Gli studenti internazionali non portano solo diversità culturale, ma hanno anche un grande impatto economico. Secondo Allan Goodman, CEO dell’Institute of International Education (IIE), la loro presenza arricchisce i campus e contribuisce direttamente all’economia. Rappresentando il 6% della popolazione universitaria totale, gli studenti internazionali hanno contribuito con oltre 50 miliardi di dollari all’economia degli Stati Uniti nel 2023, come riportato dal Dipartimento del Commercio USA.
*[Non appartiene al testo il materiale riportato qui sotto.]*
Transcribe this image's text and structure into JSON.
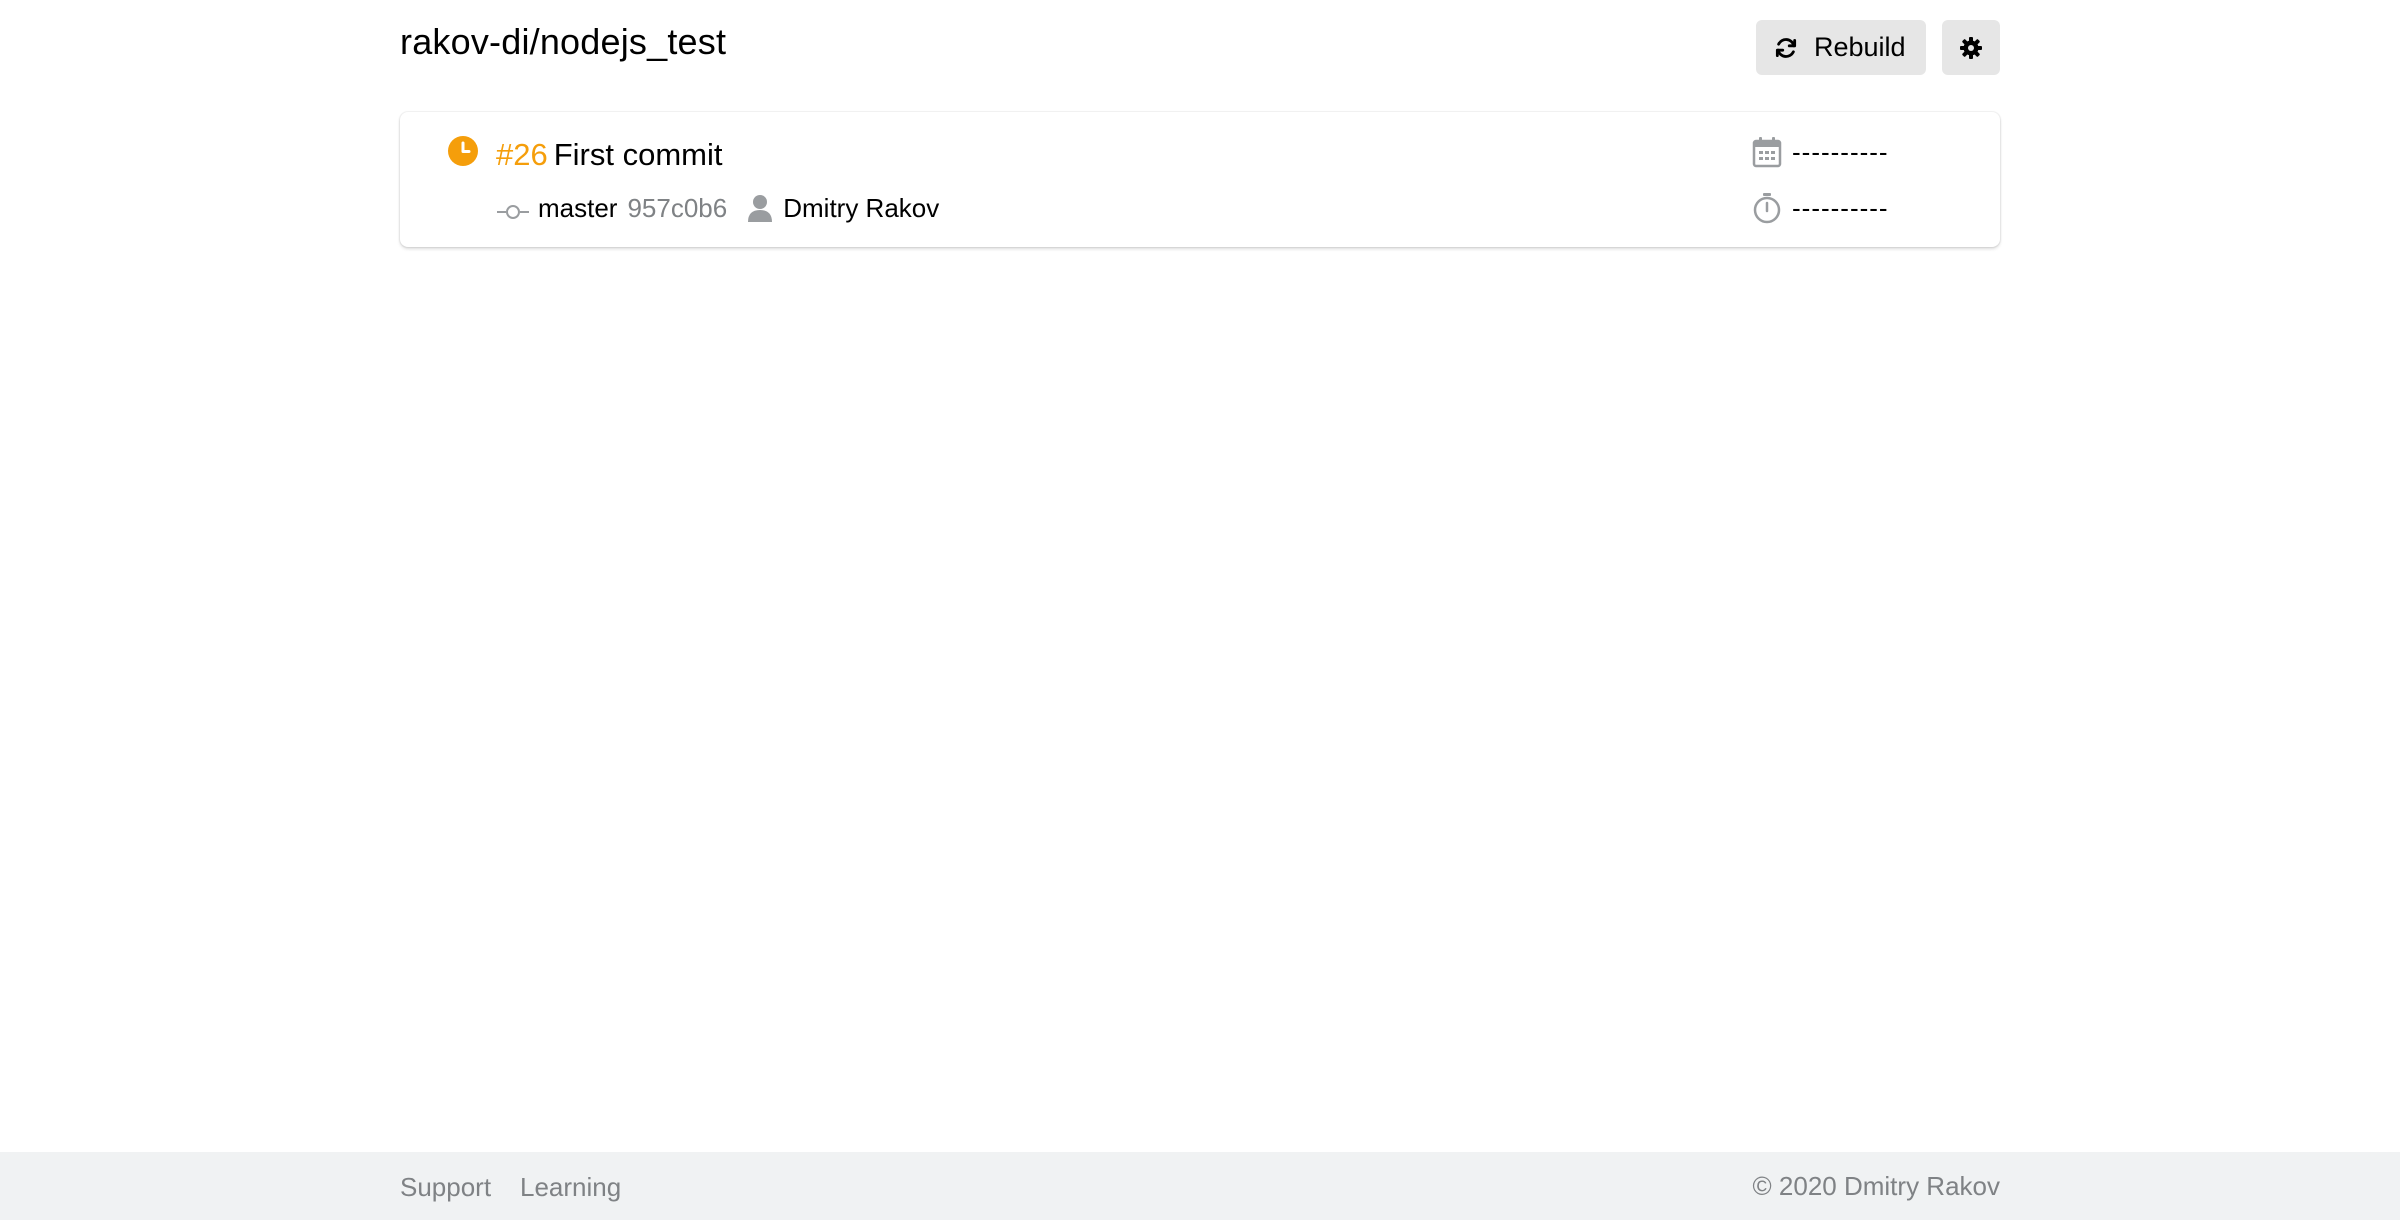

Nel periodo accademico 2023-2024, il numero di studenti indiani negli Stati Uniti è cresciuto del 23%, raggiungendo quota 331.602 e superando per la prima volta dal 2009 la Cina come principale paese di provenienza. Al contrario, il numero di studenti cinesi ha registrato un calo del 4%, fermandosi a 277.398 iscritti, pur rimanendo il secondo gruppo più numeroso. Complessivamente, India e Cina rappresentano oltre la metà della popolazione degli studenti internazionali negli Stati Uniti, con la Cina che rimane ancora la principale fonte per gli studenti universitari nonostante la recente flessione.
In termini di aree di studio, il 25% degli studenti internazionali negli Stati Uniti si concentra in discipline come matematica e informatica, mentre quasi il 20% sceglie l’ingegneria, contribuendo a formare una forza lavoro specializzata in settori cruciali per l’economia tecnologica e scientifica americana.